When I got my big tank, we also got some Betta's, toying with the idea of having them in the tank as well. I read up on them, and decided NOT to go that route, and they act very content in their own little Betta habitats.
I do, however, have their little homes set right next to each other. One of the guys that works at my fish store told me that I should actually separate them, as if they see each other too frequently, and are in fighting mode too much it will stress them out, and one or the other may die.
I've grown rather partial to both my Betta (Alpha is a blue, and Zeta is crimson) and don't want EITHER of them to die...
Another person told me that having Betta near each other will make their colors more vivid. I have yet to see this, is this a Betta fairy tale?
Thanks in advance!*h/b


----------



## PocketDoll (Aug 13, 2009)

From personal experience, I would say separate them, or put in some sort of visual divide.

My mother's first fish is a betta named Pastelli (because he is pastel-colored, yuk yuk), and for the first week he was doing great. Then Mom got another tank, set it up right next to Pastelli's tank, and put fancy tailed guppies in it. She thought nothing of it, until Pastelli started looking really unhappy all of the time, became less colorful, and stopped eating. When I saw the set up, I explained that the guppies look like other bettas and Pastelli was probably really stressed out. So we placed a piece of construction paper between the two tanks, and within a week, Pastelli was back to normal. 

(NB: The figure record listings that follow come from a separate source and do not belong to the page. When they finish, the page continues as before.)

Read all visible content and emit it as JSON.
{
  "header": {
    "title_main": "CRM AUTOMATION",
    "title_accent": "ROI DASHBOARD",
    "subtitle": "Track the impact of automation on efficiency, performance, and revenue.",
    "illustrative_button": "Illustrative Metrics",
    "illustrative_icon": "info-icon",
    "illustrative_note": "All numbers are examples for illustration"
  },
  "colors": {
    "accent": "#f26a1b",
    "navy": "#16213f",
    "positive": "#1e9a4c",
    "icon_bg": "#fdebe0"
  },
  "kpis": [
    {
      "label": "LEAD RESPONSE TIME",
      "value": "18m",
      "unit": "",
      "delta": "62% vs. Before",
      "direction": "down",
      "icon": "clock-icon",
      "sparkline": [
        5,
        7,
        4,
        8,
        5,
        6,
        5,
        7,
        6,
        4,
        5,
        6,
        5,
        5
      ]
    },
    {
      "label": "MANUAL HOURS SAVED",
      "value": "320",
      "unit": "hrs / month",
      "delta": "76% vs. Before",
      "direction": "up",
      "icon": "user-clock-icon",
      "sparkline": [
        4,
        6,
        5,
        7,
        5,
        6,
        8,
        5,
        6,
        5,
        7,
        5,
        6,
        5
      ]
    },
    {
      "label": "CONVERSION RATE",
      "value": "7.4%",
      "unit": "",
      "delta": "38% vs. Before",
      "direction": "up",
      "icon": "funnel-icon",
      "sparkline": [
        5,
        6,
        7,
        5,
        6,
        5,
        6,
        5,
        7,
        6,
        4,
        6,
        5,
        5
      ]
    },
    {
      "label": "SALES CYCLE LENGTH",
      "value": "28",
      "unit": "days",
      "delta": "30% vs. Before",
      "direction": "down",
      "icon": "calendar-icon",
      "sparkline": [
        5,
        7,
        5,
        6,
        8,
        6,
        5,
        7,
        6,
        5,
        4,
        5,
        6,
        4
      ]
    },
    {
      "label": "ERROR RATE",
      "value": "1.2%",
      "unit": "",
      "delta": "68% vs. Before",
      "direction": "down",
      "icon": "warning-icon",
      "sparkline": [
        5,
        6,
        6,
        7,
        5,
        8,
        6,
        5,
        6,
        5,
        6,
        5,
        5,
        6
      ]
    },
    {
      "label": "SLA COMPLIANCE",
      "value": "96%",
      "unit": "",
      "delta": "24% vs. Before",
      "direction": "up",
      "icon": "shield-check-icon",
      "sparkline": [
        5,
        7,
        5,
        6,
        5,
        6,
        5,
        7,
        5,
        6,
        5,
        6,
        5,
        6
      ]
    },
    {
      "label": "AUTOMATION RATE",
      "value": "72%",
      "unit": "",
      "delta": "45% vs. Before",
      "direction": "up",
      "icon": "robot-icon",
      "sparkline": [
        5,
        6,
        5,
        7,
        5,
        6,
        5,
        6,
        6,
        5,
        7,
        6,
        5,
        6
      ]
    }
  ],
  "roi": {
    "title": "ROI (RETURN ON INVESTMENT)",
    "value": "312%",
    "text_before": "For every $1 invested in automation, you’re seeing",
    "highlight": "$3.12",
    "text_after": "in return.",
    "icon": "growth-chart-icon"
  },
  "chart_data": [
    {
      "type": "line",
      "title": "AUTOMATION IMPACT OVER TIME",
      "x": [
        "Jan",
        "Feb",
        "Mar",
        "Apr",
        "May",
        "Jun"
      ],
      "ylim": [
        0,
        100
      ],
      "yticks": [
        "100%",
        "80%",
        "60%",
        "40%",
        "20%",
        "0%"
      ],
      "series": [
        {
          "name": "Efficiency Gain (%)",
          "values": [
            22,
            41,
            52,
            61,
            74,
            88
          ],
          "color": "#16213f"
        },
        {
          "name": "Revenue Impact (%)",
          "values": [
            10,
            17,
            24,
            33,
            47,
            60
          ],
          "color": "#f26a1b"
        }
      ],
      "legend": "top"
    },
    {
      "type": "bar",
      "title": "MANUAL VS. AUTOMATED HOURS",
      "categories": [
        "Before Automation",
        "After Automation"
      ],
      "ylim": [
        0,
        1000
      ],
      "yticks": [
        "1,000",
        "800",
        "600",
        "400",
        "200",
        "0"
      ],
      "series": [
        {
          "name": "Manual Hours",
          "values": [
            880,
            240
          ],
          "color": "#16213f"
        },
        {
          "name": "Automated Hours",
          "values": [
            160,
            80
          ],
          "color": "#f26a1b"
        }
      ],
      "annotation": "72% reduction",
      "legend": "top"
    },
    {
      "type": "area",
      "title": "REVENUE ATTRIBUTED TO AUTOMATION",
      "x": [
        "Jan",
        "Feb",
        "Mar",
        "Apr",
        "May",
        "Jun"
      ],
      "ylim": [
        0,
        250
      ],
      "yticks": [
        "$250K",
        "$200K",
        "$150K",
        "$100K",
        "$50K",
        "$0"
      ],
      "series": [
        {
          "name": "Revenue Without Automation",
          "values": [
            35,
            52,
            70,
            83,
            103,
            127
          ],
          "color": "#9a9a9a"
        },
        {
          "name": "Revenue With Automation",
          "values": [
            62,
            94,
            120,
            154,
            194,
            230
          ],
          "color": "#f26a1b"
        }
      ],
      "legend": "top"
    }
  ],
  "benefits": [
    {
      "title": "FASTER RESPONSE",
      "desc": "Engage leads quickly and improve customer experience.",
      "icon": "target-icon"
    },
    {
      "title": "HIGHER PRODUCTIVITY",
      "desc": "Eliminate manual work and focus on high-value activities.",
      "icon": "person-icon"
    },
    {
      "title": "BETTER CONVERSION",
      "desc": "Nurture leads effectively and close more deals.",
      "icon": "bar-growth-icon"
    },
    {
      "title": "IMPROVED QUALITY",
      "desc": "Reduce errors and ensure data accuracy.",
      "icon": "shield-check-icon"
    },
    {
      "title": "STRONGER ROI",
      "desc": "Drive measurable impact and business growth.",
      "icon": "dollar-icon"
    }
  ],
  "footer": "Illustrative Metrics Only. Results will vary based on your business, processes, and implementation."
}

I've also read that they can wear themselves out if they spend all of their time flaring at each other, to the point where they will die. So just watch for strange behavior...


----------



## Chickadee (Nov 15, 2008)

I had two betta boys (a red and a blue ironically) next to each other for years and it did them no harm. I think if they get locked in flare mode for a period of time and do not move or swim away then you need to get a piece of paper and put between the tanks and block their view for a bit but they will eventually get used to the idea that they cannot fight or get to each other and quit. It is a silly notion that they will get a brighter color this way but they will not die due to this either unless they get locked in flare mode for a long time and do not let up. 
But if they are swimming away some and still eating and getting exercise regularly away from noticing each other they will be fine. If you do feel better seperating the tanks then you can but it is not necessary unless there is a real problem like i have mentioned above.

Rose


----------



## MutedMonkfish (Jul 4, 2009)

i would put paper or cardboard down the side. and every day or so ,then take card away for 10 15 mins so that they are thier naturel selves when they meet one another in the rice fields. Keep there mind in the right frame.Stop them from being bored


----------



## BlueSaphire (Nov 3, 2009)

If they keep it up, it can stress them out, although there colors do tend to get brighter the bettas health should come first, not the color.


----------



## WhiteGloveAquatics (Sep 3, 2009)

Id put em side by side, they will soon learn they are truly seperated and wont care if they are there or not. Ive had them set side by side before in 5-10g tanks and never had an issue. They flare more at themselves in the mirror then they do the other males.


----------